Packaging’s importance differs in accordance with a given company’s industry and products. A comparison between consumer packaged goods and industrial non-durables illustrates that point, in that the former places greater reliance on communication and convenience/utility while the latter places greater reliance on protection. An aware company is more likely to understand that all the functions of packaging should be present, although not necessarily in equal measure.
As for how packaging is to be used, words to live by are honesty and forthrightness. Packaging, true of any tool, can be misused. After all, there is a term called deceptive packaging, and there’s never an absence of parties quick to apply it to any company deemed to have made itself vulnerable.

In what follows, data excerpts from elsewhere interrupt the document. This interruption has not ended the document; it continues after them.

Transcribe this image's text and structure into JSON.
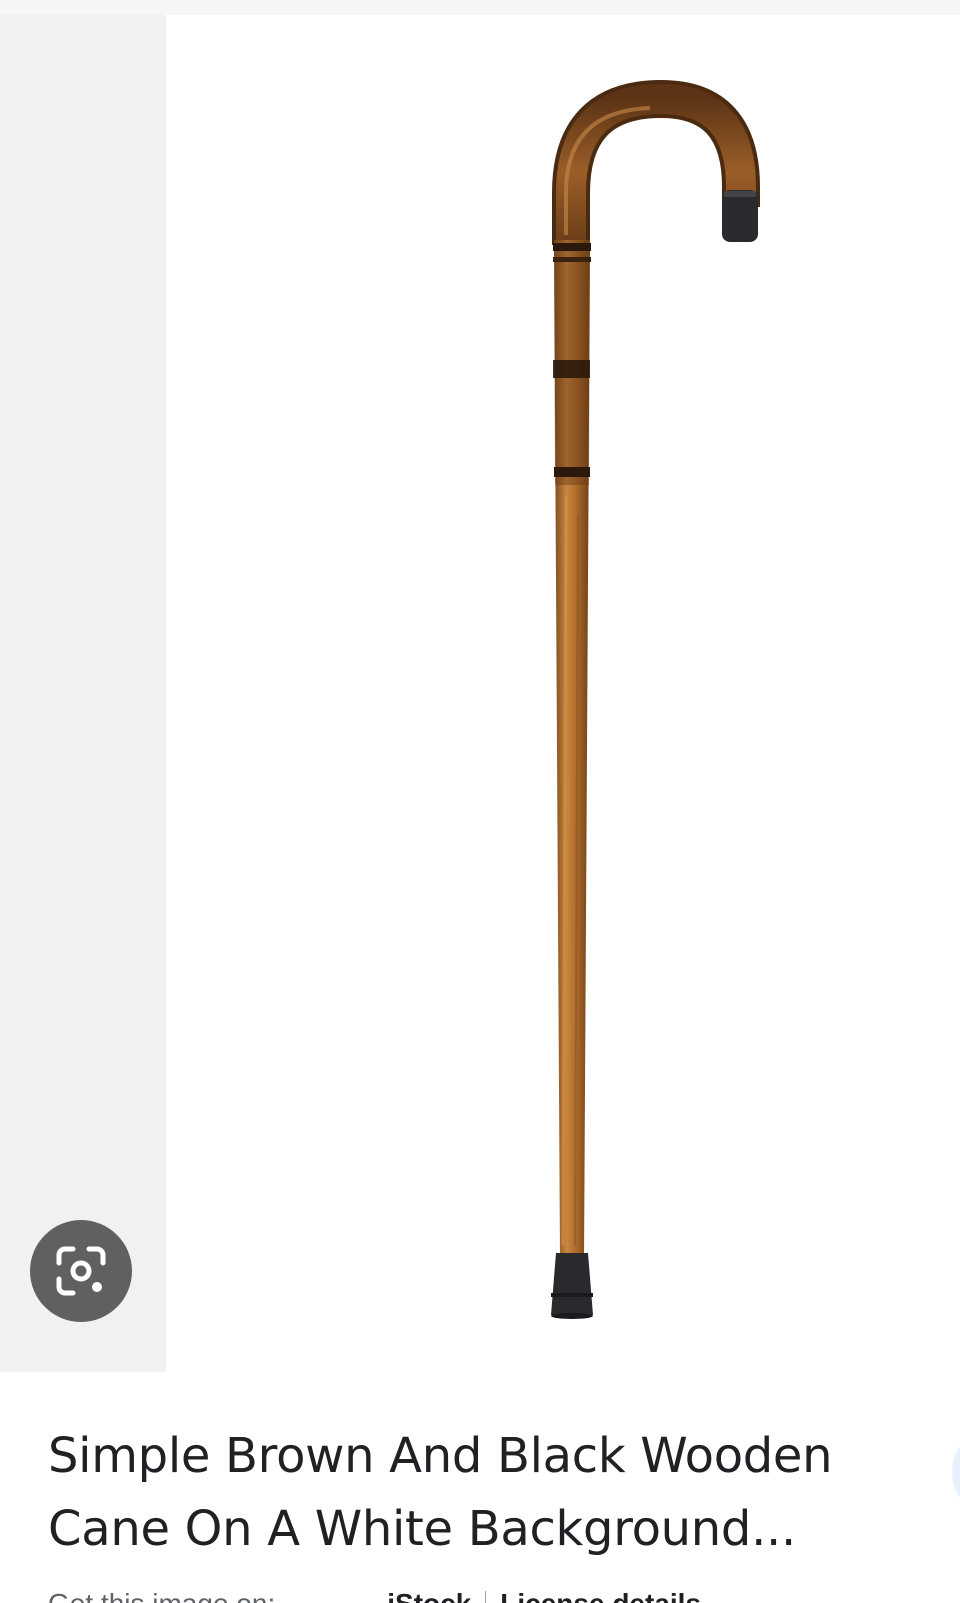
{
  "result": {
    "title": "Simple Brown And Black Wooden Cane On A White Background...",
    "image_alt": "brown and black wooden cane",
    "get_image_prefix": "Get this image on:",
    "source_name": "iStock",
    "license_label": "License details"
  },
  "colors": {
    "panel_bg": "#f0f1f3",
    "lens_button_bg": "#5f6061",
    "title_text": "#202124",
    "cane_wood": "#b5712c",
    "cane_dark": "#2a2a2e"
  },
  "icons": {
    "lens": "google-lens-icon"
  }
}
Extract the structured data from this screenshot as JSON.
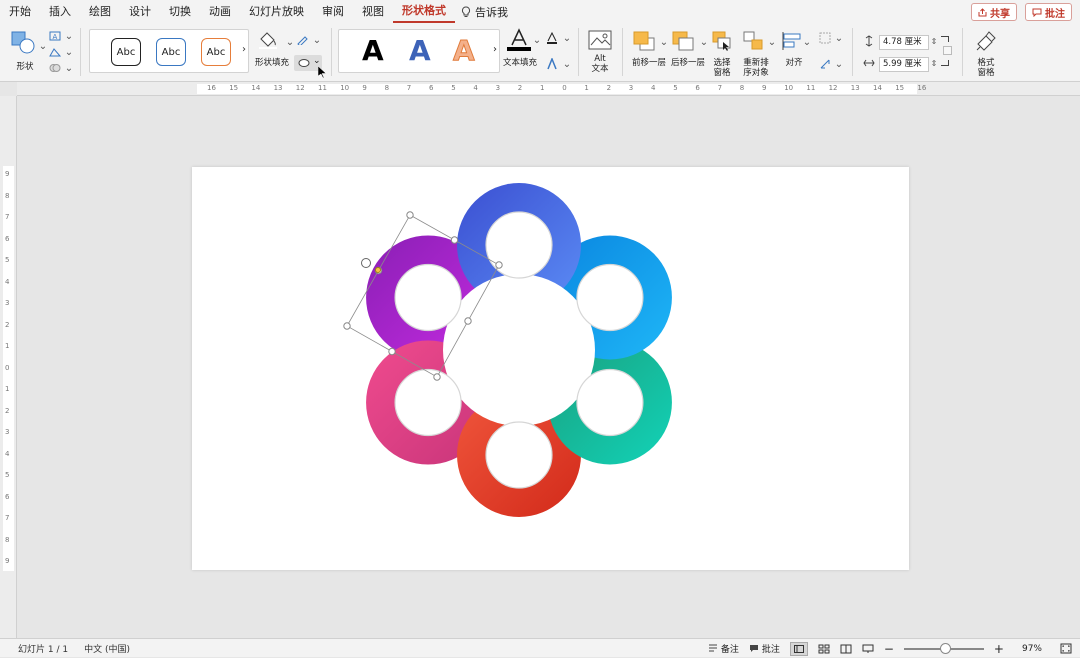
{
  "menu": {
    "tabs": [
      "开始",
      "插入",
      "绘图",
      "设计",
      "切换",
      "动画",
      "幻灯片放映",
      "审阅",
      "视图",
      "形状格式"
    ],
    "active_tab": "形状格式",
    "tell_me": "告诉我",
    "share": "共享",
    "comments": "批注"
  },
  "ribbon": {
    "shape_label": "形状",
    "style_samples": [
      "Abc",
      "Abc",
      "Abc"
    ],
    "shape_fill_label": "形状填充",
    "wordart_sample": "A",
    "text_fill_label": "文本填充",
    "alt_text_label_1": "Alt",
    "alt_text_label_2": "文本",
    "bring_forward": "前移一层",
    "send_backward": "后移一层",
    "selection_pane_1": "选择",
    "selection_pane_2": "窗格",
    "reorder_1": "重新排",
    "reorder_2": "序对象",
    "align": "对齐",
    "height_value": "4.78 厘米",
    "width_value": "5.99 厘米",
    "format_pane_1": "格式",
    "format_pane_2": "窗格"
  },
  "ruler": {
    "top_ticks": [
      "16",
      "15",
      "14",
      "13",
      "12",
      "11",
      "10",
      "9",
      "8",
      "7",
      "6",
      "5",
      "4",
      "3",
      "2",
      "1",
      "0",
      "1",
      "2",
      "3",
      "4",
      "5",
      "6",
      "7",
      "8",
      "9",
      "10",
      "11",
      "12",
      "13",
      "14",
      "15",
      "16"
    ],
    "left_ticks": [
      "9",
      "8",
      "7",
      "6",
      "5",
      "4",
      "3",
      "2",
      "1",
      "0",
      "1",
      "2",
      "3",
      "4",
      "5",
      "6",
      "7",
      "8",
      "9"
    ]
  },
  "diagram": {
    "segments": [
      {
        "name": "blue",
        "from": "#3b4fd1",
        "to": "#5b8cf5"
      },
      {
        "name": "sky",
        "from": "#0a86e0",
        "to": "#1fb7f7"
      },
      {
        "name": "teal",
        "from": "#1a9f7d",
        "to": "#12d3b8"
      },
      {
        "name": "red",
        "from": "#f0563c",
        "to": "#d22a1a"
      },
      {
        "name": "pink",
        "from": "#f04b8e",
        "to": "#c8357a"
      },
      {
        "name": "purple",
        "from": "#8a1fb5",
        "to": "#c42be0"
      }
    ]
  },
  "status": {
    "slide_info": "幻灯片 1 / 1",
    "language": "中文 (中国)",
    "notes": "备注",
    "comments": "批注",
    "zoom": "97%"
  }
}
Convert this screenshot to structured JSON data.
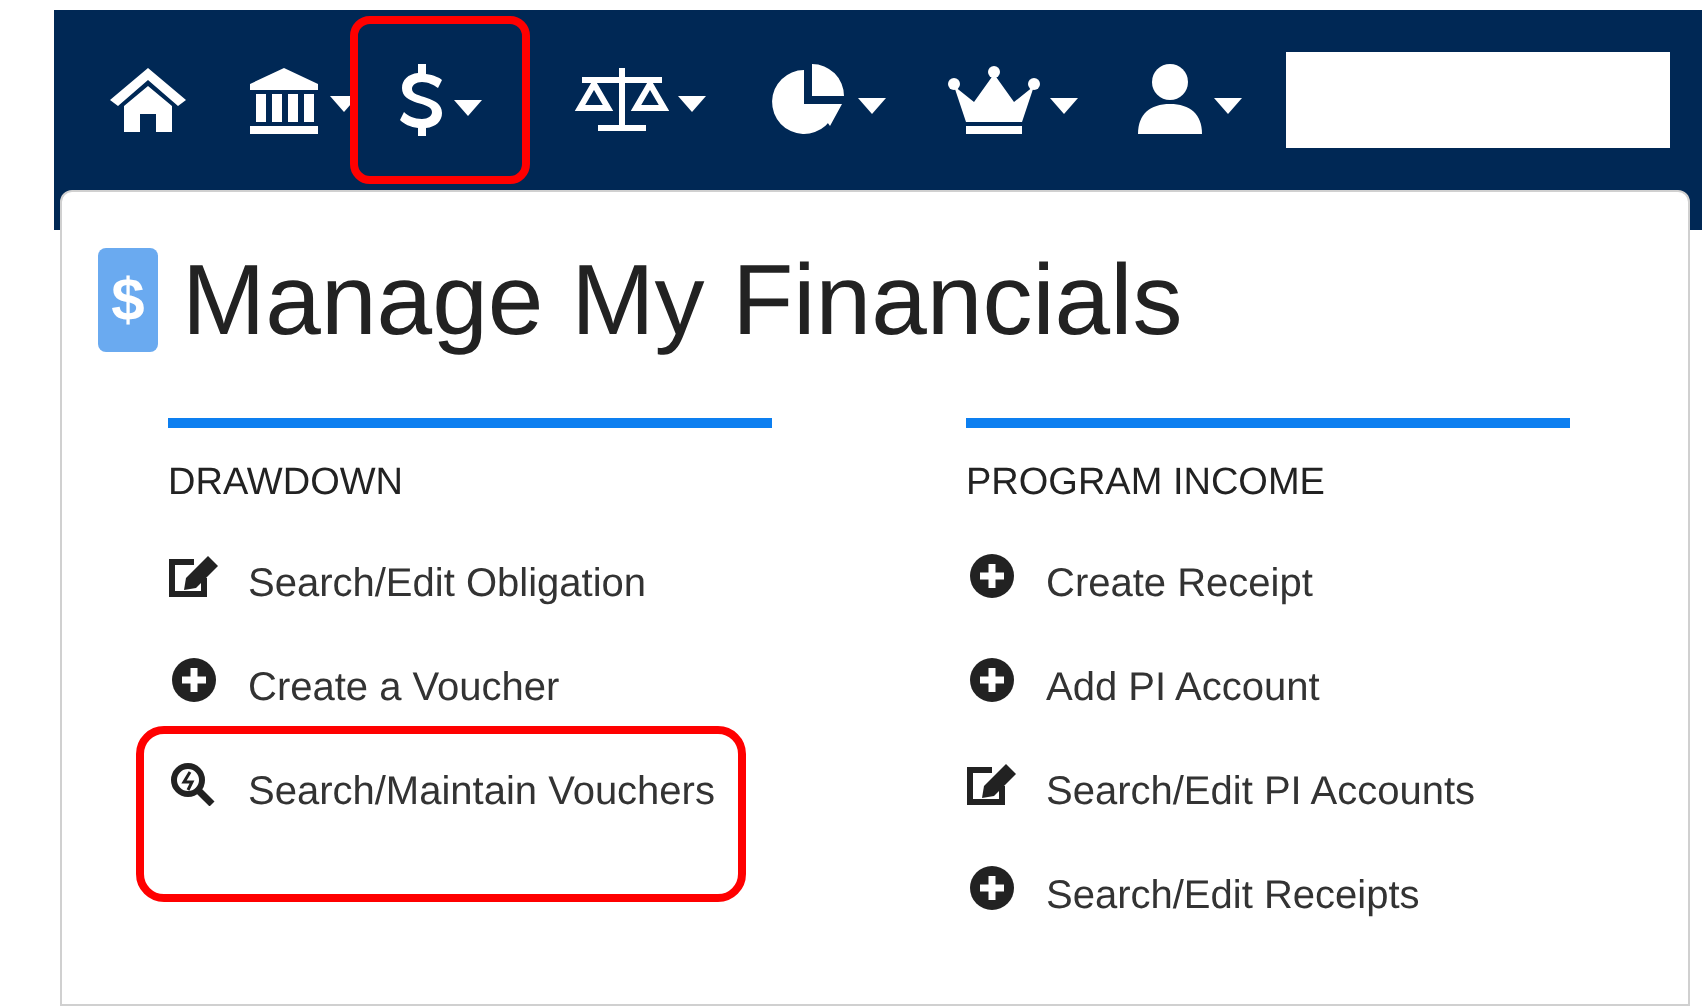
{
  "navbar": {
    "items": [
      {
        "kind": "home",
        "dropdown": false,
        "highlighted": false
      },
      {
        "kind": "bank",
        "dropdown": true,
        "highlighted": false
      },
      {
        "kind": "dollar",
        "dropdown": true,
        "highlighted": true
      },
      {
        "kind": "scales",
        "dropdown": true,
        "highlighted": false
      },
      {
        "kind": "pie",
        "dropdown": true,
        "highlighted": false
      },
      {
        "kind": "crown",
        "dropdown": true,
        "highlighted": false
      },
      {
        "kind": "user",
        "dropdown": true,
        "highlighted": false
      }
    ]
  },
  "menu": {
    "title": "Manage My Financials",
    "badge": "$",
    "sections": [
      {
        "heading": "DRAWDOWN",
        "items": [
          {
            "kind": "edit",
            "label": "Search/Edit Obligation",
            "highlighted": false
          },
          {
            "kind": "plus",
            "label": "Create a Voucher",
            "highlighted": false
          },
          {
            "kind": "search",
            "label": "Search/Maintain Vouchers",
            "highlighted": true
          }
        ]
      },
      {
        "heading": "PROGRAM INCOME",
        "items": [
          {
            "kind": "plus",
            "label": "Create Receipt",
            "highlighted": false
          },
          {
            "kind": "plus",
            "label": "Add PI Account",
            "highlighted": false
          },
          {
            "kind": "edit",
            "label": "Search/Edit PI Accounts",
            "highlighted": false
          },
          {
            "kind": "plus",
            "label": "Search/Edit Receipts",
            "highlighted": false
          }
        ]
      }
    ]
  }
}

3. Packaging is staffed and managed by professionals.
In every user-industry, there are alumnae of the various packaging curriculums, not that that’s the lone calling card to be considered, but being degreed should be a requirement. As shown by employment ads, for example, companies vary regarding what constitutes “a plus” (i.e. minimum years of experience, the industry in which that experience was acquired, and familiarity with certain intellectual technology).
The preceding requirements are easily evaluated, in that, either the candidate possesses them or not. Less easily evaluated, but just as worthy of being requirements, are certain intangibles, such as creativity, inventiveness, and self-initiative. That said, it’s the rare job interview that’s designed to ferret out those qualities.
Packaging departments range in size from an individual to dozens. The Goldilocks (not too little, not too big) size is the one required to effectively and efficiently maximize packaging’s contribution to the company’s competitive strategy.
4. Packaging is properly positioned on the organization chart.
Packaging, as alluded, constantly has to interface with other disciplines, such as product development, procurement, legal, marketing, production, and logistics, just to mention the major ones. Packaging’s interdisciplinary nature should be a factor in assigning its position on the organization chart. Nonetheless, packaging should be afforded the needed amount of autonomy.
That autonomy is more likely when packaging is positioned horizontal relative to the disciplines it serves. It would be questionable to vertically place packaging as answerable to a particular discipline. If, for example, packaging is a department under marketing, the latter might exercise disproportional sway about packaging-related decisions. An analogous example can be made regarding any of the other above-cited disciplines. In all such examples, it’s unlikely that packaging-related decisions will be made in the truest tradition of the systems approach.
5. Packaging is adequately resourced and budgeted.
Packaging should be allocated assets commensurate with the expectations placed upon it. Salaries need to be competitive to attract and retain top talent. Are laboratory and testing equipment prudent investments? What about in-house design capabilities? The more a company is reliant on proprietary features and intellectual properties (i.e. patents and trade-dress), the more the answer ‘yes’ is justified.
A company that appreciates the value (make that necessity) of staying in front of trends and drivers should include in the budget attendance at relevant conferences, seminars, exhibitions, and the like.
6. Packaging has citable accomplishments.
The bottom-line indicator always is results, that is to say, quantified returns. There’s nothing wrong with packaging tooting its own horn, making it known throughout the company what’s been achieved─better yet, overachieved.
In wrap-up, a company should not regard the six indicators as boxes to be checked; rather, they should be regarded as dynamic, not static. Complacency should never settle in; there’s always room for improvement─for example, practicing benchmarking and identifying best practices. Such a mindset, could qualify as a seventh indicator.